The respondents were tenants of the appellant. In April 2015, the appellant sued for cancellation of the lease, ejectment, arrear rentals of $1,104, and holding over damages. The parties settled at trial with an order by consent granted on 16 August 2016, requiring the respondents to pay $7,285 in monthly instalments of $700 starting end of August 2016. The order provided that if an instalment was not paid on the due date, the whole amount would become due and the respondents would be evicted forthwith. The respondents did not pay the first instalment by end of August 2016. On 6 September 2016, the appellant issued a warrant of ejectment and execution without notice to the respondents. On 3 October 2016, the messenger of court served the warrant and attached property. The respondents filed an ex parte application for stay of execution on 7 October 2016, which was granted. The respondents alleged they failed to pay on time because the appellant had not availed its banking details, which were only provided after lawyers intervened. They made two payments on 15 and 30 September 2016 totaling $1,906. On 10 November 2016, the magistrate confirmed the rule nisi staying the warrant, but ordered costs against the respondents.
The appeal was dismissed with costs.
A court has inherent power to control its own process and may grant a stay of execution based on considerations of real and substantial justice.
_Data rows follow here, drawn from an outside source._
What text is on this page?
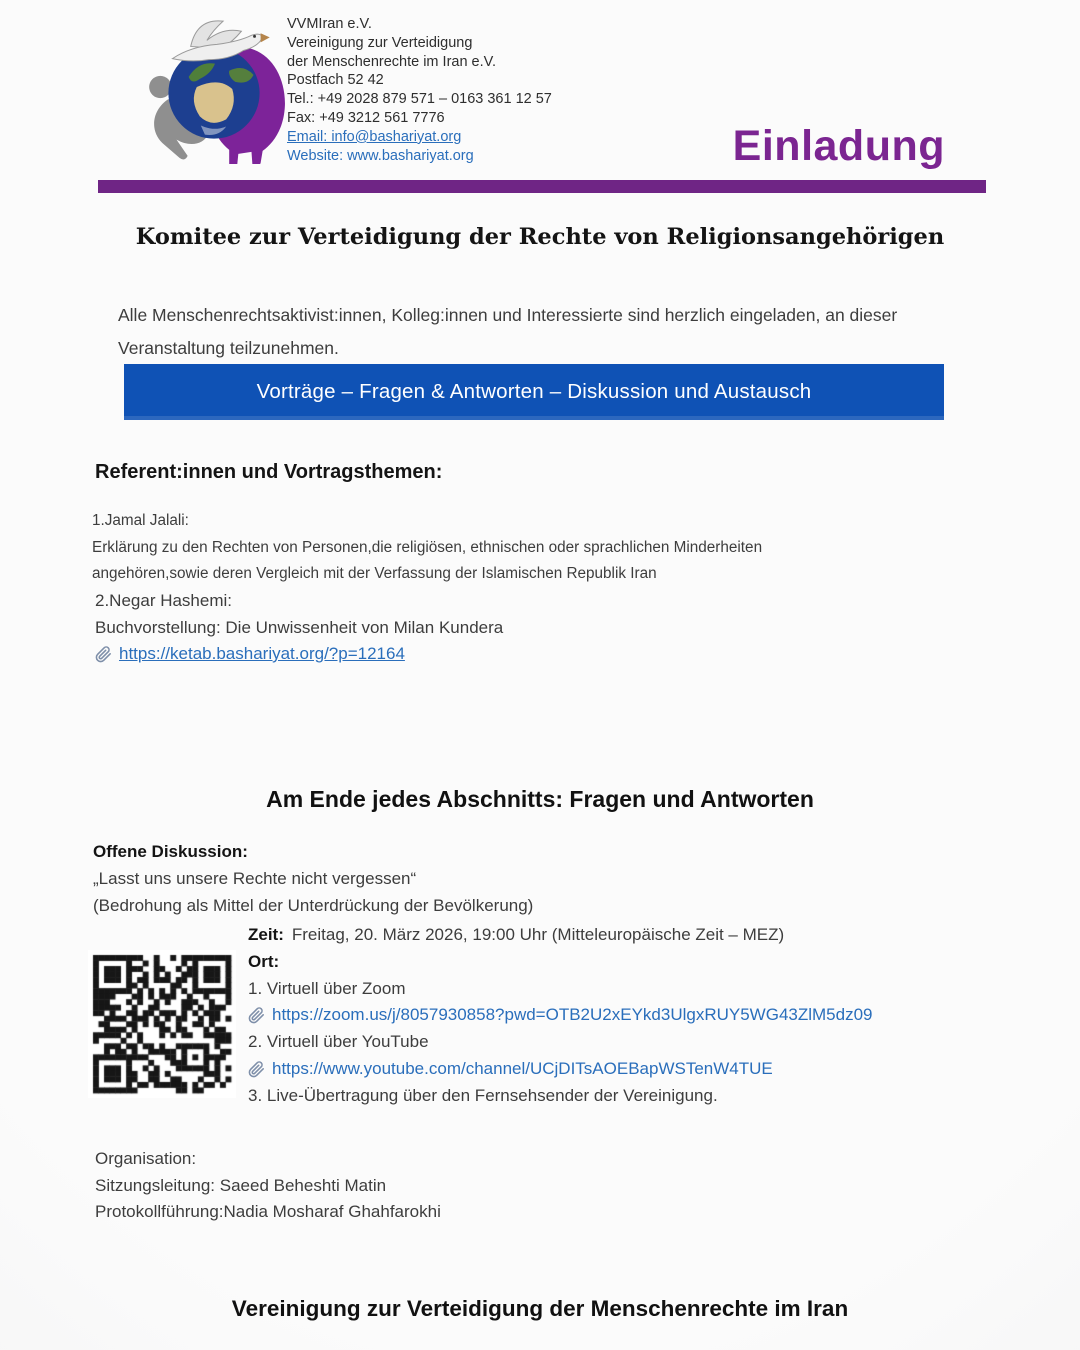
VVMIran e.V.
Vereinigung zur Verteidigung
der Menschenrechte im Iran e.V.
Postfach 52 42
Tel.: +49 2028 879 571 – 0163 361 12 57
Fax: +49 3212 561 7776
Email: info@bashariyat.org
Website: www.bashariyat.org	Einladung
Komitee zur Verteidigung der Rechte von Religionsangehörigen
Alle Menschenrechtsaktivist:innen, Kolleg:innen und Interessierte sind herzlich eingeladen, an dieser
Veranstaltung teilzunehmen.
Vorträge – Fragen & Antworten – Diskussion und Austausch
Referent:innen und Vortragsthemen:
1.Jamal Jalali:
Erklärung zu den Rechten von Personen,die religiösen, ethnischen oder sprachlichen Minderheiten
angehören,sowie deren Vergleich mit der Verfassung der Islamischen Republik Iran
2.Negar Hashemi:
Buchvorstellung: Die Unwissenheit von Milan Kundera
https://ketab.bashariyat.org/?p=12164
Am Ende jedes Abschnitts: Fragen und Antworten
Offene Diskussion:
„Lasst uns unsere Rechte nicht vergessen“
(Bedrohung als Mittel der Unterdrückung der Bevölkerung)
Zeit: Freitag, 20. März 2026, 19:00 Uhr (Mitteleuropäische Zeit – MEZ)
Ort:
1. Virtuell über Zoom
https://zoom.us/j/8057930858?pwd=OTB2U2xEYkd3UlgxRUY5WG43ZlM5dz09
2. Virtuell über YouTube
https://www.youtube.com/channel/UCjDITsAOEBapWSTenW4TUE
3. Live-Übertragung über den Fernsehsender der Vereinigung.
Organisation:
Sitzungsleitung: Saeed Beheshti Matin
Protokollführung:Nadia Mosharaf Ghahfarokhi
Vereinigung zur Verteidigung der Menschenrechte im Iran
A warrant of ejectment and execution cannot be issued without notice to the respondent and without proper proof that the conditions for its issuance have been met, even when enforcing a consent order. Where a consent order is not itself an eviction order but merely provides that eviction may follow upon default, the creditor must follow proper procedure to prove the default before a warrant can issue. An appellate court will not interfere with a lower court's exercise of discretion to grant a stay of execution unless it is shown that the discretion was exercised injudiciously, capriciously, upon a wrong principle, or that extraneous or irrelevant considerations influenced the decision, or that the decision was so grossly unreasonable as to defy logic.
The court observed that the order by consent was very loosely worded and had not been thought through properly. The court suggested that a typical acceleration clause should read something like: 'In the event that an instalment remains outstanding beyond the due date, then the entire balance outstanding at the time of the default will immediately become due and payable, and the creditor shall have the right, without notice to the debtor, to make a chamber application for a default judgment and to issue a warrant of ejectment and execution against property.' The court also noted that while the respondents' reasons for failing to pay on time seemed manifestly tenuous and lacked specifics, the appellant's opposing affidavit was worse, being merely argumentative, repetitive and consisting of unhelpful syllogisms. The court observed that facts are not proved through syllogism or deductive reasoning. The court also noted that while the magistrate could have been more elaborate with its reasons for judgment, such shortcoming was not so fundamental as to make the decision impeachable.
This case reinforces important principles in Zimbabwean civil procedure regarding: (1) the requirement of procedural fairness before issuing warrants of execution, particularly the need for notice to the affected party and proof of default; (2) the inherent power of courts to control their own processes and grant stays of execution based on real and substantial justice; (3) the high threshold for appellate interference with a lower court's exercise of discretion in granting stays of execution; and (4) the importance of properly drafting consent orders to include clear acceleration clauses and procedural mechanisms for enforcement. The case serves as a reminder that creditors cannot bypass procedural requirements even when enforcing consent orders.